After the summer break we are resuming our meet-ups with an outstanding line up of speakers from google who will be talking about integrating R with google data storage technologies, doing statistical analysis on large data sets without MapReduce and writing efficient R code.
6:30 Pizza* and networking
7:10 Sundar Dorai-Raj and Phillip Yelland
7:40 Karl Millar
8:10 Olivia Lau
Title: "Statistical Analysis at Google-scale with R"
Presenters: Sundar Dorai-Raj and Phillip Yelland
Abstract: R is an open source programming language used primarily for statistical analysis and data visualization. It is being increasingly used by statisticians, economists, and engineers at Google. Learn how R has been integrated with common google data storage technologies such as Dremel, Bigtable, and ColumnIO and can be used for statistical
modeling, forecasting, clustering, and other statistical computations on Google data.

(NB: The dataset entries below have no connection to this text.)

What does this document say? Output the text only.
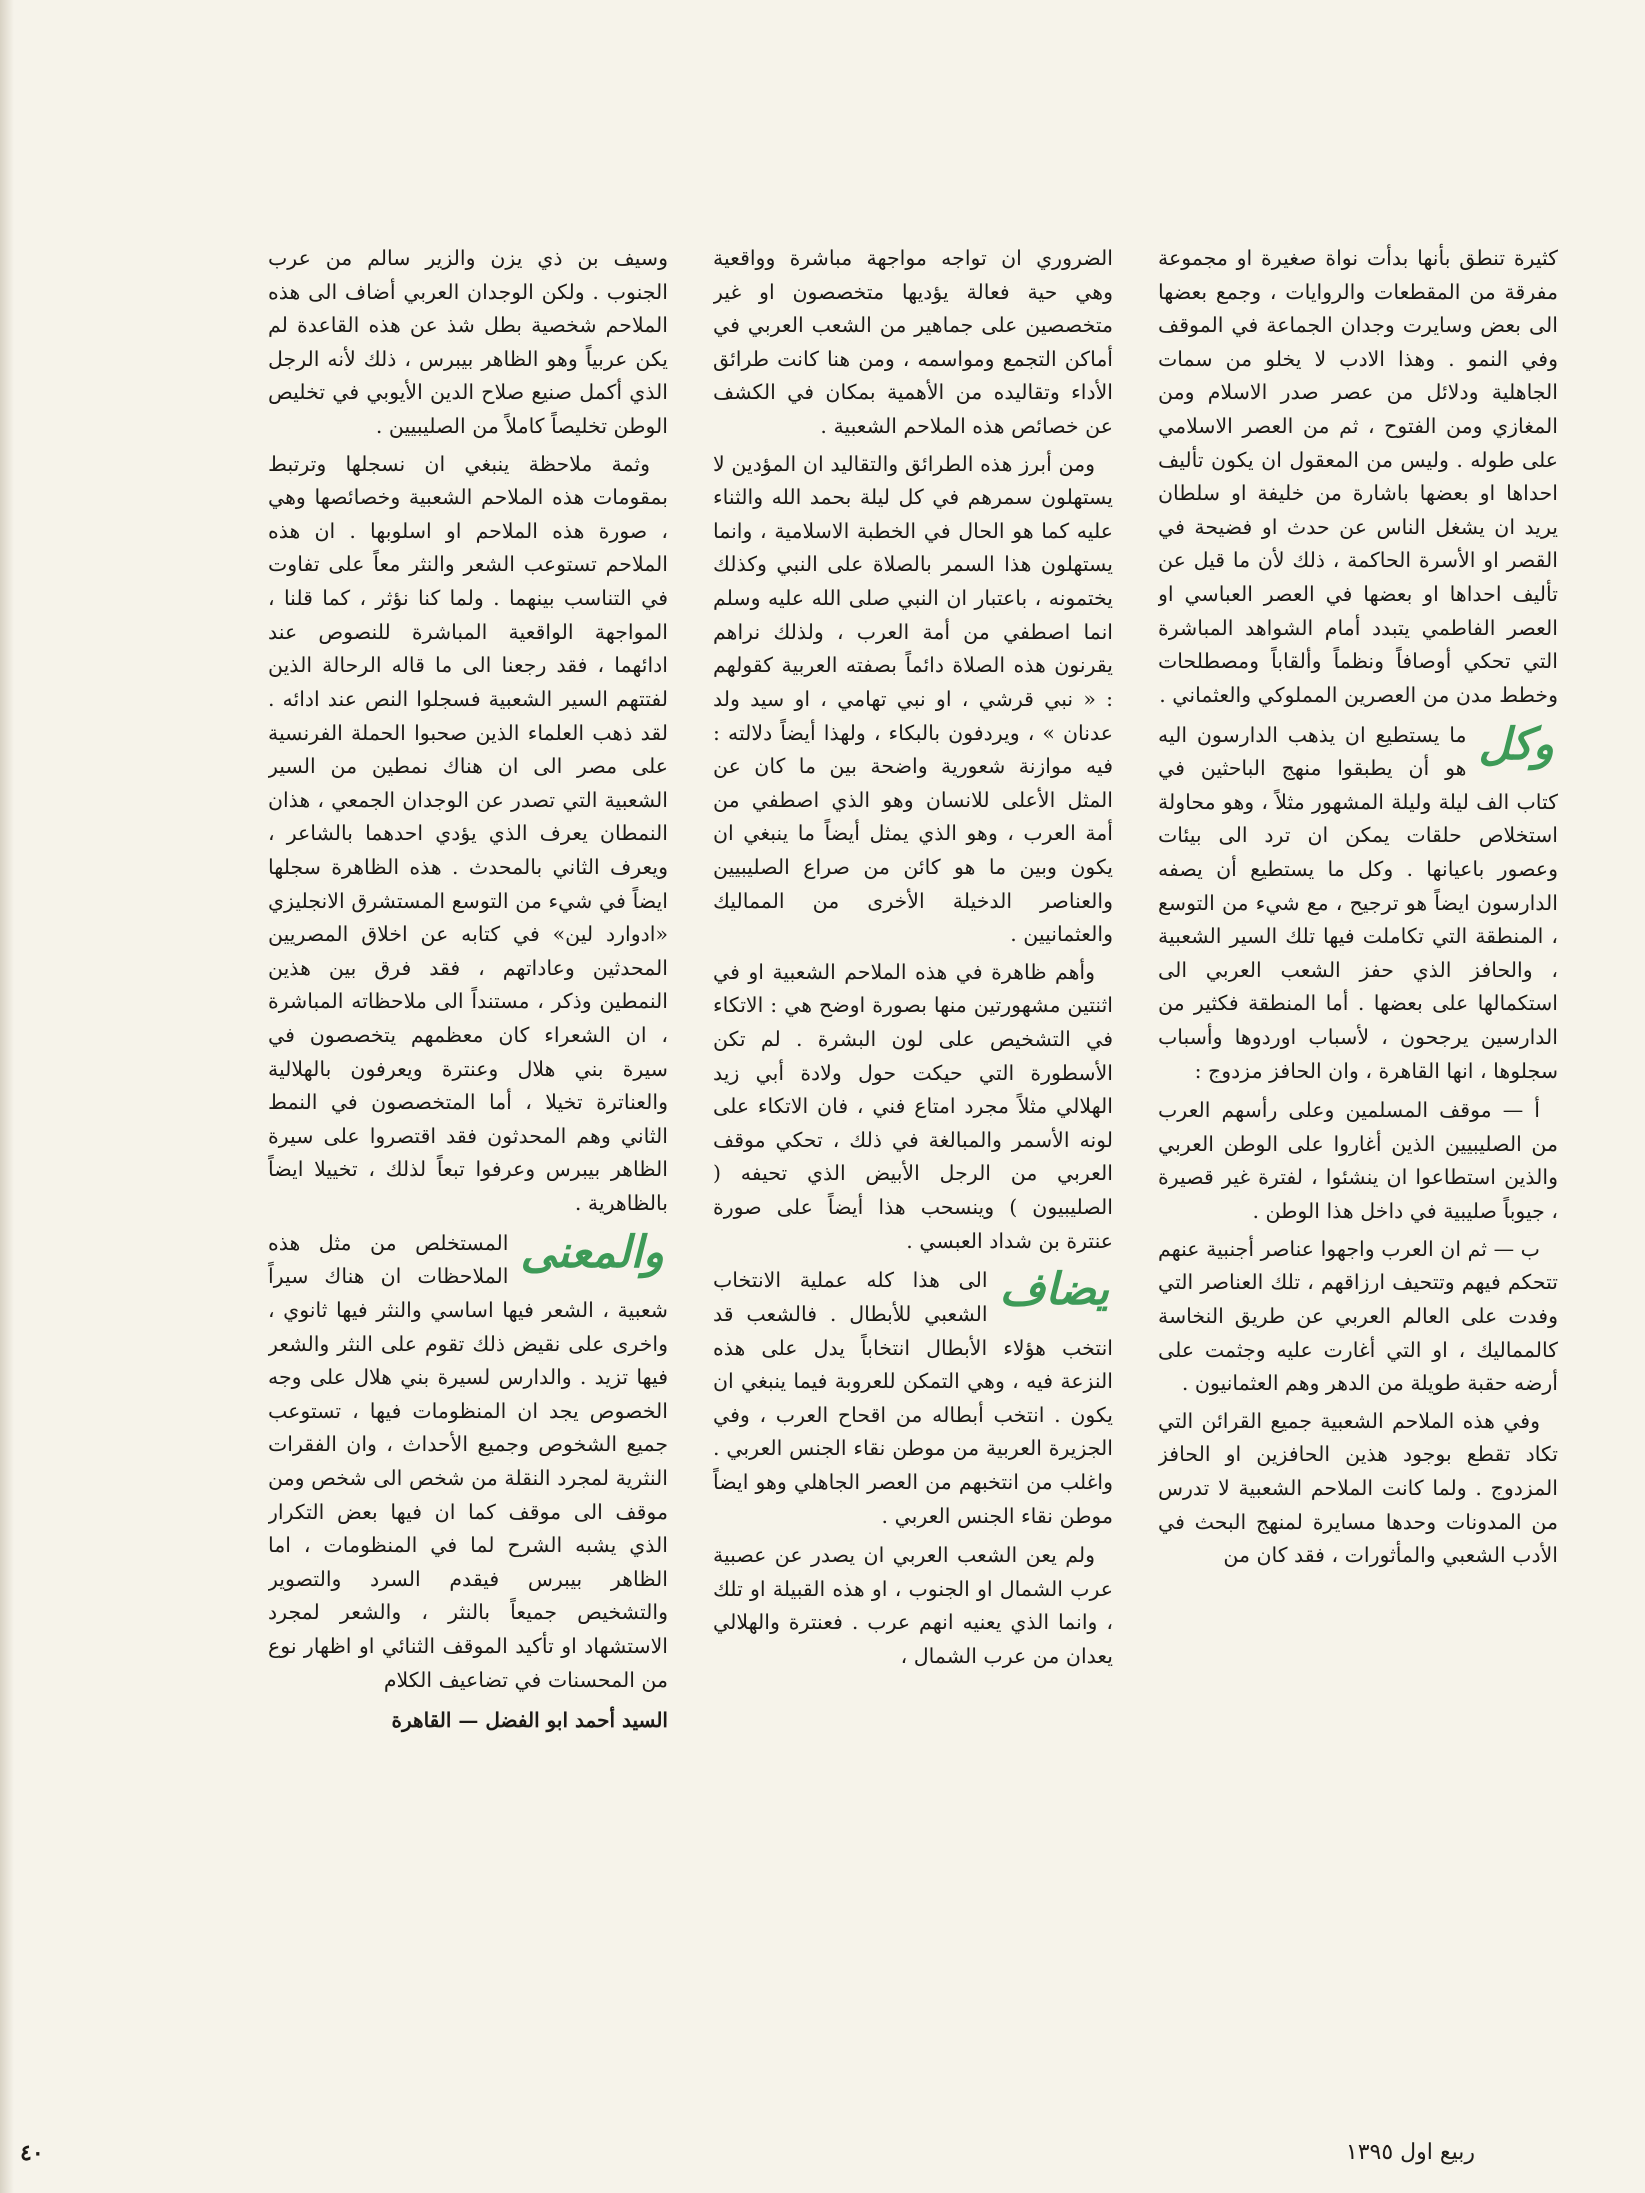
كثيرة تنطق بأنها بدأت نواة صغيرة او مجموعة مفرقة من المقطعات والروايات ، وجمع بعضها الى بعض وسايرت وجدان الجماعة في الموقف وفي النمو . وهذا الادب لا يخلو من سمات الجاهلية ودلائل من عصر صدر الاسلام ومن المغازي ومن الفتوح ، ثم من العصر الاسلامي على طوله . وليس من المعقول ان يكون تأليف احداها او بعضها باشارة من خليفة او سلطان يريد ان يشغل الناس عن حدث او فضيحة في القصر او الأسرة الحاكمة ، ذلك لأن ما قيل عن تأليف احداها او بعضها في العصر العباسي او العصر الفاطمي يتبدد أمام الشواهد المباشرة التي تحكي أوصافاً ونظماً وألقاباً ومصطلحات وخطط مدن من العصرين المملوكي والعثماني .

وكل
ما يستطيع ان يذهب الدارسون اليه هو أن يطبقوا منهج الباحثين في كتاب الف ليلة وليلة المشهور مثلاً ، وهو محاولة استخلاص حلقات يمكن ان ترد الى بيئات وعصور باعيانها . وكل ما يستطيع أن يصفه الدارسون ايضاً هو ترجيح ، مع شيء من التوسع ، المنطقة التي تكاملت فيها تلك السير الشعبية ، والحافز الذي حفز الشعب العربي الى استكمالها على بعضها . أما المنطقة فكثير من الدارسين يرجحون ، لأسباب اوردوها وأسباب سجلوها ، انها القاهرة ، وان الحافز مزدوج :

أ — موقف المسلمين وعلى رأسهم العرب من الصليبيين الذين أغاروا على الوطن العربي والذين استطاعوا ان ينشئوا ، لفترة غير قصيرة ، جيوباً صليبية في داخل هذا الوطن .

ب — ثم ان العرب واجهوا عناصر أجنبية عنهم تتحكم فيهم وتتحيف ارزاقهم ، تلك العناصر التي وفدت على العالم العربي عن طريق النخاسة كالمماليك ، او التي أغارت عليه وجثمت على أرضه حقبة طويلة من الدهر وهم العثمانيون .

وفي هذه الملاحم الشعبية جميع القرائن التي تكاد تقطع بوجود هذين الحافزين او الحافز المزدوج . ولما كانت الملاحم الشعبية لا تدرس من المدونات وحدها مسايرة لمنهج البحث في الأدب الشعبي والمأثورات ، فقد كان من

الضروري ان تواجه مواجهة مباشرة وواقعية وهي حية فعالة يؤديها متخصصون او غير متخصصين على جماهير من الشعب العربي في أماكن التجمع ومواسمه ، ومن هنا كانت طرائق الأداء وتقاليده من الأهمية بمكان في الكشف عن خصائص هذه الملاحم الشعبية .

ومن أبرز هذه الطرائق والتقاليد ان المؤدين لا يستهلون سمرهم في كل ليلة بحمد الله والثناء عليه كما هو الحال في الخطبة الاسلامية ، وانما يستهلون هذا السمر بالصلاة على النبي وكذلك يختمونه ، باعتبار ان النبي صلى الله عليه وسلم انما اصطفي من أمة العرب ، ولذلك نراهم يقرنون هذه الصلاة دائماً بصفته العربية كقولهم : « نبي قرشي ، او نبي تهامي ، او سيد ولد عدنان » ، ويردفون بالبكاء ، ولهذا أيضاً دلالته : فيه موازنة شعورية واضحة بين ما كان عن المثل الأعلى للانسان وهو الذي اصطفي من أمة العرب ، وهو الذي يمثل أيضاً ما ينبغي ان يكون وبين ما هو كائن من صراع الصليبيين والعناصر الدخيلة الأخرى من المماليك والعثمانيين .

وأهم ظاهرة في هذه الملاحم الشعبية او في اثنتين مشهورتين منها بصورة اوضح هي : الاتكاء في التشخيص على لون البشرة . لم تكن الأسطورة التي حيكت حول ولادة أبي زيد الهلالي مثلاً مجرد امتاع فني ، فان الاتكاء على لونه الأسمر والمبالغة في ذلك ، تحكي موقف العربي من الرجل الأبيض الذي تحيفه ( الصليبيون ) وينسحب هذا أيضاً على صورة عنترة بن شداد العبسي .

يضاف
الى هذا كله عملية الانتخاب الشعبي للأبطال . فالشعب قد انتخب هؤلاء الأبطال انتخاباً يدل على هذه النزعة فيه ، وهي التمكن للعروبة فيما ينبغي ان يكون . انتخب أبطاله من اقحاح العرب ، وفي الجزيرة العربية من موطن نقاء الجنس العربي . واغلب من انتخبهم من العصر الجاهلي وهو ايضاً موطن نقاء الجنس العربي .

ولم يعن الشعب العربي ان يصدر عن عصبية عرب الشمال او الجنوب ، او هذه القبيلة او تلك ، وانما الذي يعنيه انهم عرب . فعنترة والهلالي يعدان من عرب الشمال ،

وسيف بن ذي يزن والزير سالم من عرب الجنوب . ولكن الوجدان العربي أضاف الى هذه الملاحم شخصية بطل شذ عن هذه القاعدة لم يكن عربياً وهو الظاهر بيبرس ، ذلك لأنه الرجل الذي أكمل صنيع صلاح الدين الأيوبي في تخليص الوطن تخليصاً كاملاً من الصليبيين .

وثمة ملاحظة ينبغي ان نسجلها وترتبط بمقومات هذه الملاحم الشعبية وخصائصها وهي ، صورة هذه الملاحم او اسلوبها . ان هذه الملاحم تستوعب الشعر والنثر معاً على تفاوت في التناسب بينهما . ولما كنا نؤثر ، كما قلنا ، المواجهة الواقعية المباشرة للنصوص عند ادائهما ، فقد رجعنا الى ما قاله الرحالة الذين لفتتهم السير الشعبية فسجلوا النص عند ادائه . لقد ذهب العلماء الذين صحبوا الحملة الفرنسية على مصر الى ان هناك نمطين من السير الشعبية التي تصدر عن الوجدان الجمعي ، هذان النمطان يعرف الذي يؤدي احدهما بالشاعر ، ويعرف الثاني بالمحدث . هذه الظاهرة سجلها ايضاً في شيء من التوسع المستشرق الانجليزي «ادوارد لين» في كتابه عن اخلاق المصريين المحدثين وعاداتهم ، فقد فرق بين هذين النمطين وذكر ، مستنداً الى ملاحظاته المباشرة ، ان الشعراء كان معظمهم يتخصصون في سيرة بني هلال وعنترة ويعرفون بالهلالية والعناترة تخيلا ، أما المتخصصون في النمط الثاني وهم المحدثون فقد اقتصروا على سيرة الظاهر بيبرس وعرفوا تبعاً لذلك ، تخييلا ايضاً بالظاهرية .

والمعنى
المستخلص من مثل هذه الملاحظات ان هناك سيراً شعبية ، الشعر فيها اساسي والنثر فيها ثانوي ، واخرى على نقيض ذلك تقوم على النثر والشعر فيها تزيد . والدارس لسيرة بني هلال على وجه الخصوص يجد ان المنظومات فيها ، تستوعب جميع الشخوص وجميع الأحداث ، وان الفقرات النثرية لمجرد النقلة من شخص الى شخص ومن موقف الى موقف كما ان فيها بعض التكرار الذي يشبه الشرح لما في المنظومات ، اما الظاهر بيبرس فيقدم السرد والتصوير والتشخيص جميعاً بالنثر ، والشعر لمجرد الاستشهاد او تأكيد الموقف الثنائي او اظهار نوع من المحسنات في تضاعيف الكلام

السيد أحمد ابو الفضل — القاهرة

٤٠	ربيع اول ١٣٩٥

Title: "Analyzing Large Datasets at Google"
Presenter: Karl Millar
Analyzing large datasets requires statistical software that scales to data sizes several orders of magnitude larger than R is currently capable of handling. Tools such as MapReduce and Hadoop are capable of scaling to such large data sizes but are impractical for statisticians to use for data analysis.

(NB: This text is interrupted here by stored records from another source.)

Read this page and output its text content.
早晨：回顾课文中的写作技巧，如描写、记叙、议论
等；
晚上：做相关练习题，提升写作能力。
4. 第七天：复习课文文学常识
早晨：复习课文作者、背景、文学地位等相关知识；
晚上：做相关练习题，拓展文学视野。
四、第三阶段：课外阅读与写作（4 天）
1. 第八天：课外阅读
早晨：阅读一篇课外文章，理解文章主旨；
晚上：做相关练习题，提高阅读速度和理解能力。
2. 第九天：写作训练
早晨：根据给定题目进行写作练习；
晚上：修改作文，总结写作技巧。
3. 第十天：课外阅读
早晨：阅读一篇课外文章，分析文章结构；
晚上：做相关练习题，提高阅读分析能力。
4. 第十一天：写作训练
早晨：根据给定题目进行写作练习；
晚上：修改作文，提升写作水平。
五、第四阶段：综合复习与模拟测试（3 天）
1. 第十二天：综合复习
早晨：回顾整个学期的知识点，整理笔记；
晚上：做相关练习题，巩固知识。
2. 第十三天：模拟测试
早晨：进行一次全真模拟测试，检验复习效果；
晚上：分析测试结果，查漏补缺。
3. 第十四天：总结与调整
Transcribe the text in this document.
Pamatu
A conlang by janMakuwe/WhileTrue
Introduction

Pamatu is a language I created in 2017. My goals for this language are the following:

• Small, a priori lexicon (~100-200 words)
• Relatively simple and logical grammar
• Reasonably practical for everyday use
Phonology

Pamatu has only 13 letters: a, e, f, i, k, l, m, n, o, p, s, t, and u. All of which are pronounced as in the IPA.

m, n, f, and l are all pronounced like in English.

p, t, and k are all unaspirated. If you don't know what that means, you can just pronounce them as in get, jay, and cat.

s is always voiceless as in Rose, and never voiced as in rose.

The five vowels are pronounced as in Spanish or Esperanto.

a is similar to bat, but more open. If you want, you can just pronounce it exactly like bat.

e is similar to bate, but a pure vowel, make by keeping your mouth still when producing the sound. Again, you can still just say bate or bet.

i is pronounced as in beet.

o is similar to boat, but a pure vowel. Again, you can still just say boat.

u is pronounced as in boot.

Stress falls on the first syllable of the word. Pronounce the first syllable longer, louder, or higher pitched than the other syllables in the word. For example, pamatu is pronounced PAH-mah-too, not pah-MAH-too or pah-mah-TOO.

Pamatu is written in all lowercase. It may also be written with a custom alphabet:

At Google, we are building packages based on FlumeJava that make it easier for our analysts to work efficiently with large amounts of data without having to deal with the details of MapReduce. I'll discuss the overall design and API of these packages and how they're able to provide a simple, familiar programming model for data analysis while providing both scalability and performance.
Title: "3 Tips for Better R Code"
Presenter: Olivia Lau
This talk illustrates 3 principles for writing easier to use, faster, and more efficient R code.
* Pizza and soft drinks will provided by our google hosts